Current evidence suggests that patients with cirrhosis may be more susceptible to CD due to frequent hospitalizations, altered gut flora, proton pump inhibitor use, and use of antibiotics. ⁵ Patients with cirrhosis and CD also appear to have an increased risk of mortality compared to patients without cirrhosis (by at least 5%). ⁵ Furthermore, patients with CD and decompensated cirrhosis with higher Model for End-Stage Liver Disease (MELD) scores had poorer outcomes.^6,7 Although, our patient had decompensated cirrhosis, his MELD score of 14 on admission and clinical recovery with treatment is consistent with somewhat compensated liver function. Interestingly, CD thrives in the setting of gut inflammation and patients with inflammatory bowel disease are four times more likely to acquire CD than the general population. ⁸ We speculate that portal hypertension in decompensated cirrhosis allows for bacterial translocation and delivery of CD toxins to the blood stream and muscle tissue, leading to an inflammatory response that in turn leads to RBD. Therefore, we speculate that CD may be a risk factor for severe RBD in patients with decompensated cirrhosis.

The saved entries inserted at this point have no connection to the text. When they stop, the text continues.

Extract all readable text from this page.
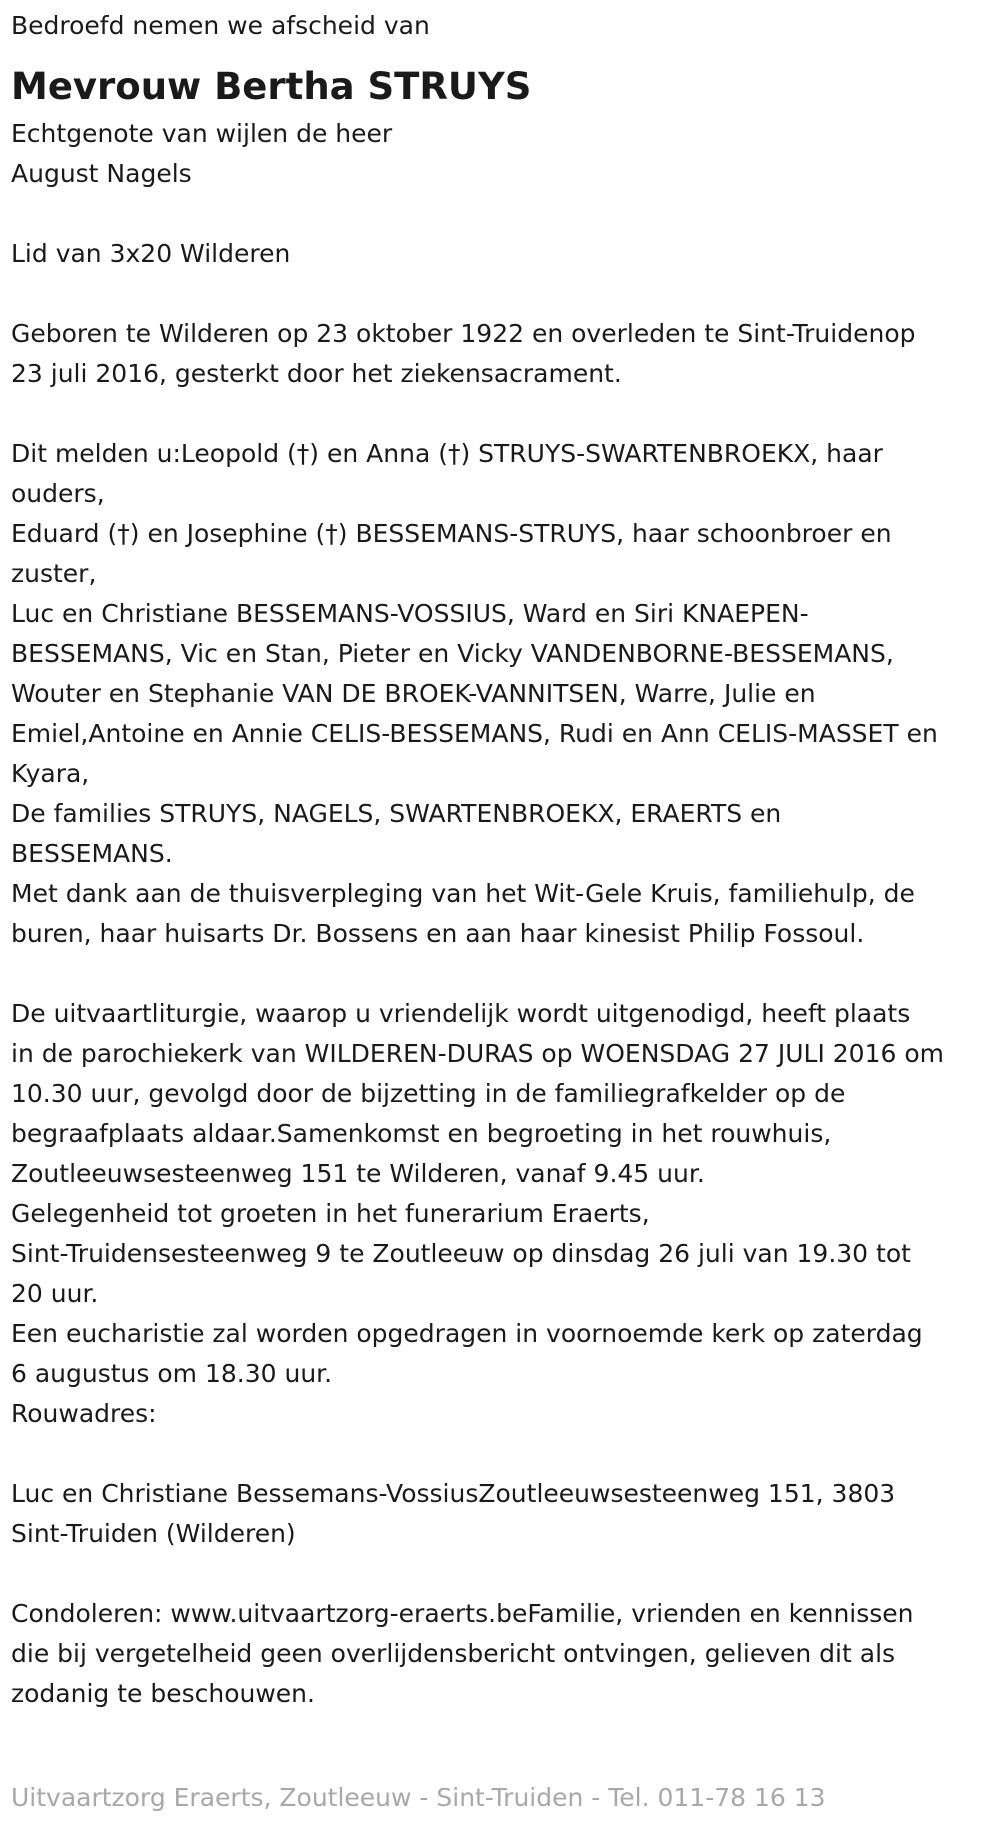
Bedroefd nemen we afscheid van
Mevrouw Bertha STRUYS
Echtgenote van wijlen de heer
August Nagels
Lid van 3x20 Wilderen
Geboren te Wilderen op 23 oktober 1922 en overleden te Sint-Truidenop
23 juli 2016, gesterkt door het ziekensacrament.
Dit melden u:Leopold (†) en Anna (†) STRUYS-SWARTENBROEKX, haar
ouders,
Eduard (†) en Josephine (†) BESSEMANS-STRUYS, haar schoonbroer en
zuster,
Luc en Christiane BESSEMANS-VOSSIUS, Ward en Siri KNAEPEN-
BESSEMANS, Vic en Stan, Pieter en Vicky VANDENBORNE-BESSEMANS,
Wouter en Stephanie VAN DE BROEK-VANNITSEN, Warre, Julie en
Emiel,Antoine en Annie CELIS-BESSEMANS, Rudi en Ann CELIS-MASSET en
Kyara,
De families STRUYS, NAGELS, SWARTENBROEKX, ERAERTS en
BESSEMANS.
Met dank aan de thuisverpleging van het Wit-Gele Kruis, familiehulp, de
buren, haar huisarts Dr. Bossens en aan haar kinesist Philip Fossoul.
De uitvaartliturgie, waarop u vriendelijk wordt uitgenodigd, heeft plaats
in de parochiekerk van WILDEREN-DURAS op WOENSDAG 27 JULI 2016 om
10.30 uur, gevolgd door de bijzetting in de familiegrafkelder op de
begraafplaats aldaar.Samenkomst en begroeting in het rouwhuis,
Zoutleeuwsesteenweg 151 te Wilderen, vanaf 9.45 uur.
Gelegenheid tot groeten in het funerarium Eraerts,
Sint-Truidensesteenweg 9 te Zoutleeuw op dinsdag 26 juli van 19.30 tot
20 uur.
Een eucharistie zal worden opgedragen in voornoemde kerk op zaterdag
6 augustus om 18.30 uur.
Rouwadres:
Luc en Christiane Bessemans-VossiusZoutleeuwsesteenweg 151, 3803
Sint-Truiden (Wilderen)
Condoleren: www.uitvaartzorg-eraerts.beFamilie, vrienden en kennissen
die bij vergetelheid geen overlijdensbericht ontvingen, gelieven dit als
zodanig te beschouwen.
Uitvaartzorg Eraerts, Zoutleeuw - Sint-Truiden - Tel. 011-78 16 13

Some evidence suggests that cirrhosis itself may be a risk factor RBD, with an increased mortality risk associated with a higher Child-Pugh score. ⁹ A separate study revealed that infection was the most common etiology of RBD in patients with cirrhosis and the likelihood of renal failure was greater in patients with cirrhosis compared to those without. ¹⁰ Cirrhosis is known to cause muscle injury and inflammation, with subsequent reduction in muscle mass and sarcopenia. ¹¹ Sarcopenia from cirrhosis results in a hypermetabolic state due to impaired glycogen storage, breakdown of fatty acids, and release of catabolic cytokines. ¹¹ This process triggers fatty replacement of muscle fibers and is further exacerbated by malnutrition, hormonal imbalance and perhaps gut dysbiosis. ¹¹ Chronic inflammation with release of pro-inflammatory cytokines, such as tumor necrosis factor-α and interleukin-6, along with the upregulation of myostatin via hyperammonemia and proteolysis induced by mitochondrial dysfunction and reactive oxygen species, further exacerbate muscle injury.^12,13 Altogether, the predisposition for RBD in decompensated cirrhosis is likely multifactorial—due to the aforementioned muscle injury, persistent inflammation, and systemic fluid shifts.

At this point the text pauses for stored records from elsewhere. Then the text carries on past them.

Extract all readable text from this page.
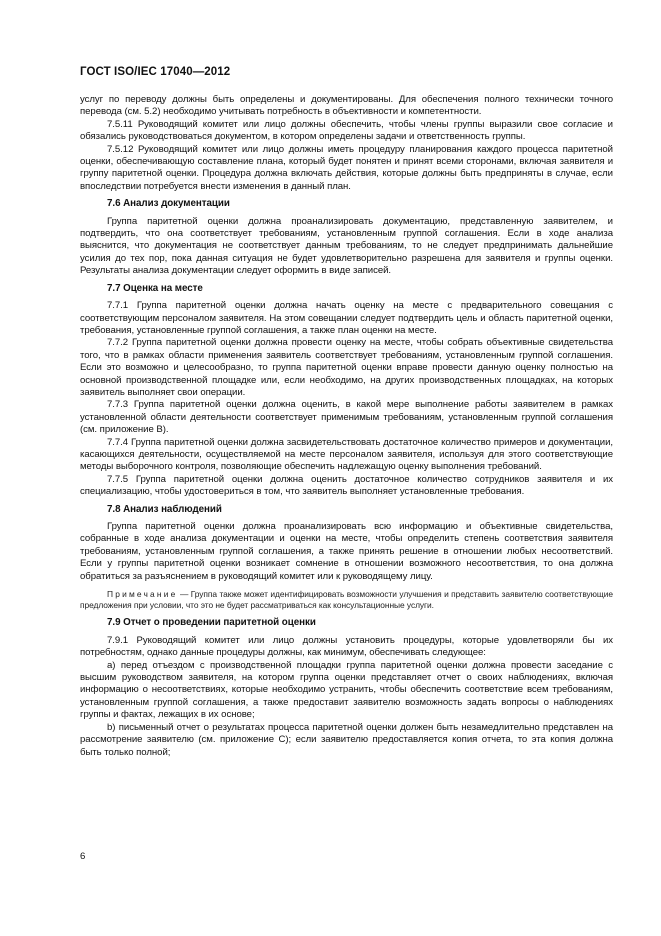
ГОСТ ISO/IEC 17040—2012

услуг по переводу должны быть определены и документированы. Для обеспечения полного технически точного перевода (см. 5.2) необходимо учитывать потребность в объективности и компетентности.

7.5.11 Руководящий комитет или лицо должны обеспечить, чтобы члены группы выразили свое согласие и обязались руководствоваться документом, в котором определены задачи и ответственность группы.

7.5.12 Руководящий комитет или лицо должны иметь процедуру планирования каждого процесса паритетной оценки, обеспечивающую составление плана, который будет понятен и принят всеми сторонами, включая заявителя и группу паритетной оценки. Процедура должна включать действия, которые должны быть предприняты в случае, если впоследствии потребуется внести изменения в данный план.

7.6 Анализ документации

Группа паритетной оценки должна проанализировать документацию, представленную заявителем, и подтвердить, что она соответствует требованиям, установленным группой соглашения. Если в ходе анализа выяснится, что документация не соответствует данным требованиям, то не следует предпринимать дальнейшие усилия до тех пор, пока данная ситуация не будет удовлетворительно разрешена для заявителя и группы оценки. Результаты анализа документации следует оформить в виде записей.

7.7 Оценка на месте

7.7.1 Группа паритетной оценки должна начать оценку на месте с предварительного совещания с соответствующим персоналом заявителя. На этом совещании следует подтвердить цель и область паритетной оценки, требования, установленные группой соглашения, а также план оценки на месте.

7.7.2 Группа паритетной оценки должна провести оценку на месте, чтобы собрать объективные свидетельства того, что в рамках области применения заявитель соответствует требованиям, установленным группой соглашения. Если это возможно и целесообразно, то группа паритетной оценки вправе провести данную оценку полностью на основной производственной площадке или, если необходимо, на других производственных площадках, на которых заявитель выполняет свои операции.

7.7.3 Группа паритетной оценки должна оценить, в какой мере выполнение работы заявителем в рамках установленной области деятельности соответствует применимым требованиям, установленным группой соглашения (см. приложение B).

7.7.4 Группа паритетной оценки должна засвидетельствовать достаточное количество примеров и документации, касающихся деятельности, осуществляемой на месте персоналом заявителя, используя для этого соответствующие методы выборочного контроля, позволяющие обеспечить надлежащую оценку выполнения требований.

7.7.5 Группа паритетной оценки должна оценить достаточное количество сотрудников заявителя и их специализацию, чтобы удостовериться в том, что заявитель выполняет установленные требования.

7.8 Анализ наблюдений

Группа паритетной оценки должна проанализировать всю информацию и объективные свидетельства, собранные в ходе анализа документации и оценки на месте, чтобы определить степень соответствия заявителя требованиям, установленным группой соглашения, а также принять решение в отношении любых несоответствий. Если у группы паритетной оценки возникает сомнение в отношении возможного несоответствия, то она должна обратиться за разъяснением в руководящий комитет или к руководящему лицу.

Примечание — Группа также может идентифицировать возможности улучшения и представить заявителю соответствующие предложения при условии, что это не будет рассматриваться как консультационные услуги.

7.9 Отчет о проведении паритетной оценки

7.9.1 Руководящий комитет или лицо должны установить процедуры, которые удовлетворяли бы их потребностям, однако данные процедуры должны, как минимум, обеспечивать следующее:

a) перед отъездом с производственной площадки группа паритетной оценки должна провести заседание с высшим руководством заявителя, на котором группа оценки представляет отчет о своих наблюдениях, включая информацию о несоответствиях, которые необходимо устранить, чтобы обеспечить соответствие всем требованиям, установленным группой соглашения, а также предоставит заявителю возможность задать вопросы о наблюдениях группы и фактах, лежащих в их основе;

b) письменный отчет о результатах процесса паритетной оценки должен быть незамедлительно представлен на рассмотрение заявителю (см. приложение C); если заявителю предоставляется копия отчета, то эта копия должна быть только полной;

6
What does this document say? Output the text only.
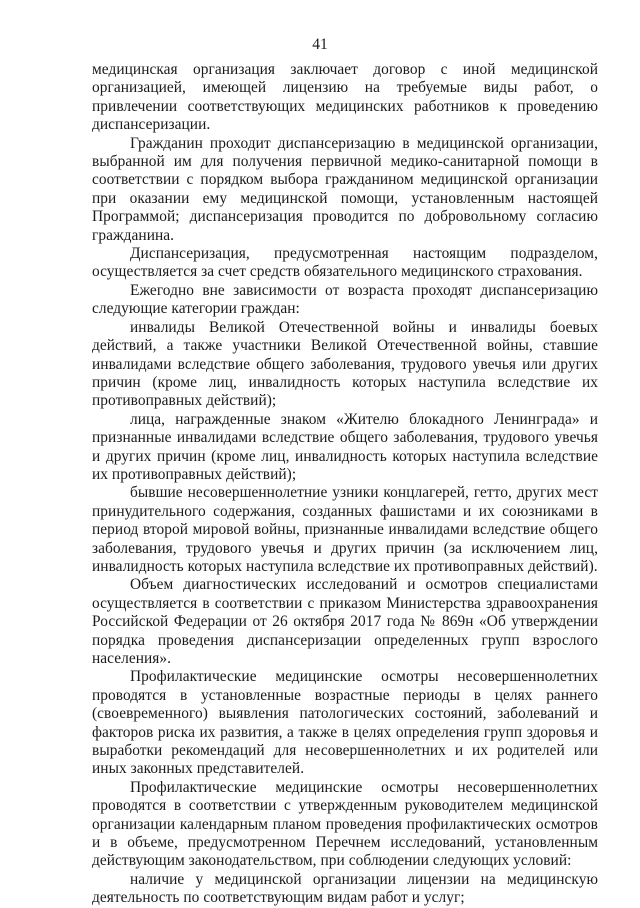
41

медицинская организация заключает договор с иной медицинской организацией, имеющей лицензию на требуемые виды работ, о привлечении соответствующих медицинских работников к проведению диспансеризации.

Гражданин проходит диспансеризацию в медицинской организации, выбранной им для получения первичной медико-санитарной помощи в соответствии с порядком выбора гражданином медицинской организации при оказании ему медицинской помощи, установленным настоящей Программой; диспансеризация проводится по добровольному согласию гражданина.

Диспансеризация, предусмотренная настоящим подразделом, осуществляется за счет средств обязательного медицинского страхования.

Ежегодно вне зависимости от возраста проходят диспансеризацию следующие категории граждан:

инвалиды Великой Отечественной войны и инвалиды боевых действий, а также участники Великой Отечественной войны, ставшие инвалидами вследствие общего заболевания, трудового увечья или других причин (кроме лиц, инвалидность которых наступила вследствие их противоправных действий);

лица, награжденные знаком «Жителю блокадного Ленинграда» и признанные инвалидами вследствие общего заболевания, трудового увечья и других причин (кроме лиц, инвалидность которых наступила вследствие их противоправных действий);

бывшие несовершеннолетние узники концлагерей, гетто, других мест принудительного содержания, созданных фашистами и их союзниками в период второй мировой войны, признанные инвалидами вследствие общего заболевания, трудового увечья и других причин (за исключением лиц, инвалидность которых наступила вследствие их противоправных действий).

Объем диагностических исследований и осмотров специалистами осуществляется в соответствии с приказом Министерства здравоохранения Российской Федерации от 26 октября 2017 года № 869н «Об утверждении порядка проведения диспансеризации определенных групп взрослого населения».

Профилактические медицинские осмотры несовершеннолетних проводятся в установленные возрастные периоды в целях раннего (своевременного) выявления патологических состояний, заболеваний и факторов риска их развития, а также в целях определения групп здоровья и выработки рекомендаций для несовершеннолетних и их родителей или иных законных представителей.

Профилактические медицинские осмотры несовершеннолетних проводятся в соответствии с утвержденным руководителем медицинской организации календарным планом проведения профилактических осмотров и в объеме, предусмотренном Перечнем исследований, установленным действующим законодательством, при соблюдении следующих условий:

наличие у медицинской организации лицензии на медицинскую деятельность по соответствующим видам работ и услуг;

The risk of AKI in patients with cirrhosis who develop RBD may be increased. Even in patients without cirrhosis, AKI in RBD is relatively common. ¹⁴ Some 33% to 50% of patients with RBD secondary to infection develop AKI. ¹⁵ Muscle injury in RBD results in the release of nephrotoxic, heme-pigment containing proteins, inducing a cascade of renal vasoconstriction, oxidative epithelial injury, and tubular obstruction. ¹⁵ Cirrhosis may increase the risk for AKI development by a variety of factors. In patients such as ours, decompensated cirrhosis leads to renal impairment for many reasons including, in particular, functional hypovolemia and activation of the renin-angiotensin-aldosterone system with systemic and splanchnic vasodilation resulting in decreased renal perfusion.

Conclusion

In summary, a variety of factors in decompensated cirrhosis predispose these patients to CD induced RBD, and our case provides additional support for this association. Although the exact pathophysiology of CD-induced RBD remains to be determined, current treatment remains supportive, with appropriate hydration and elimination of underlying disorders. Additionally, the prevalence of RBD in decompensated cirrhosis is likely underreported given the frequent association with severe comorbidities and the multiple factors previously mentioned that may increase the susceptibility of RBD development. Furthermore, since patients with chronic liver disease often have abnormal AST and LDH (lactate dehydrogenase) levels at baseline, which typically increase suspicion for RBD, the diagnosis of RBD in patients with cirrhosis is almost certainly often missed. Further studies evaluating the prevalence of RBD in cirrhosis are needed to aid in our understanding of this disease process and physicians must be mindful of the association between decompensated cirrhosis and each CD and RBD and the risk for increased mortality.